In some states, a defendant who has raised the defense of mental disease or defect will automatically create a bifurcated trial. In the first stage of the trial, both sides present evidence and testimony designed to establish that the defendant is either guilty or not guilty. If the defendant is guilty, the issue of mental disease is presented.

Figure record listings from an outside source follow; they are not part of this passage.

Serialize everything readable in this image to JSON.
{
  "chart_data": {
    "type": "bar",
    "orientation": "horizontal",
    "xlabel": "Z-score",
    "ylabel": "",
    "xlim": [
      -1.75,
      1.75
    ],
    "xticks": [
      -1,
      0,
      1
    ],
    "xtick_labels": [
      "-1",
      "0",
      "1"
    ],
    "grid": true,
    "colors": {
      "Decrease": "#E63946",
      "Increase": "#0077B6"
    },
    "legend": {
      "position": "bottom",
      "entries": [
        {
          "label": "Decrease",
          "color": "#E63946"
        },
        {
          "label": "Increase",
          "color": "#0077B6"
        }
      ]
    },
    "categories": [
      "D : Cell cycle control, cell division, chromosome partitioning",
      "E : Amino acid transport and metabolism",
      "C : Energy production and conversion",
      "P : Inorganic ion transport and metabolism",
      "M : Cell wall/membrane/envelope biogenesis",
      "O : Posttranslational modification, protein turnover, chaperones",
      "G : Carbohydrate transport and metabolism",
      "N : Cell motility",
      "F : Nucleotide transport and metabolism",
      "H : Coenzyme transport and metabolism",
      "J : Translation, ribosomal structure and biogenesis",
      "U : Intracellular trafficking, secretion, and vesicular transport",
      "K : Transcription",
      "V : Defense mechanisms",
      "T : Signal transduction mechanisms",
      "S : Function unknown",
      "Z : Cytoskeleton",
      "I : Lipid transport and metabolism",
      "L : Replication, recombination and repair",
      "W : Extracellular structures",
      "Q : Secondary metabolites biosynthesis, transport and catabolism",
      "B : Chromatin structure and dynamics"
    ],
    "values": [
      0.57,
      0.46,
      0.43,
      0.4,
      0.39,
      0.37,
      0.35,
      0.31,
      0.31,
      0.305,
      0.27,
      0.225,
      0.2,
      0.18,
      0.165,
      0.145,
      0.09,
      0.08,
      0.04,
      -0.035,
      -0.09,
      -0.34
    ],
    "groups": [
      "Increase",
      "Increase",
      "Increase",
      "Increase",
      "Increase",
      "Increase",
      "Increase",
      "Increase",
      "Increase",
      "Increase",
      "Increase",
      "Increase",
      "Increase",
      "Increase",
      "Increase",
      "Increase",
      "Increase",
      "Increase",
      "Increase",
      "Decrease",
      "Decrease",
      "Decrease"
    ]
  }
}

== Bifurcation in divorce ==
States have historically taken different views on bifurcation but most state statutes do not address the subject. Alaska permits the courts, under certain circumstances, to divide the parties' property "at any time after the judgment". Alaska Stat. 25.24.155(b) and Alaska Stat. 25.24.160 (Michie 1996). Michigan law, Mich. Ct. R. 3.211(B)(3) (1998) directs that a judgment of divorce must include a determination of the parties' property rights. The New Jersey Supreme Court, in Frankel v. Frankel, 274 N.J. Super. 585, 644 A.2d 1132 (App. Div. 1994), prohibits bifurcation except in the most unusual and extenuating circumstances. Some states, by law, preclude bifurcation. The Nebraska Nebraska Supreme Court, held that all issues must be resolved at the time of dissolution, and in Humphrey v. Humphrey, 214 Neb. 664, 340 N.W.2d 381 (1983), concluded, "Whatever personal convenience a court may confer on parties by granting an immediate dissolution while retaining property jurisdiction cannot be worth the difficulties and problems to which the trial court is exposing the litigants.". The Arizona Supreme Court, in Porter v. Estate of Pigg, 175 Ariz. 303, 856 P.2d 796 (1993), held that bifurcation to "resolve issues of marriage dissolution and property distribution is error", and in Brighton v. Superior Court, 22 Ariz. App. 291, 526 P.2d 1089 (1974), that bifurcation would fostered rather than deter litigation. A Texas Court of Appeals, Adam v. Stewart, 552 S.W.2d 536 (Tex. Civ. App. 1977), disapproved of bifurcation. The Third Department of New York's Appellate Division, Busa v. Busa, 196 A.D.2d 267, 609 N.Y.S.2d 452 (1994), Sullivan v. Sullivan, 174 A.D.2d 862, 571 N.Y.S.2d 154 (1991), and Garcia v. Garcia, 178 A.D.2d 683, 577 N.Y.S.2d 156 (1991), held that a divorce decree is nonbinding and without legal effect if including bifurcation and without making an award of equitable distribution at the time of dissolution, while the Fourth Department, Zack v. Zack, 183 A.D.2d 382, 590 N.Y.S.2d 632 (1992), rejected these decisions supported by Johnson, 172 Misc. 2d 684, 658 N.Y.S.2d 780 (Sup. Ct. 1997).

== Bifurcation in arbitration ==
Arbitral tribunals may bifurcate proceedings into separate stages in cases involving complex issues, to allow for a decision on one phase before considering issues relevant to another phase (for instance, jurisdiction, merits, damages), in the interests of procedural economy and where such a decision would not prejudge any subsequent decision. The American Arbitration Association (AAA), the International Centre for the Settlement of Investment Disputes (ICSID), the World Intellectual Property Organization (WIPO) and the United Nations Commission on International Trade Law (UNCITRAL) rules allow for bifurcation, while the International Chamber of Commerce (ICC) rules don't address the issue.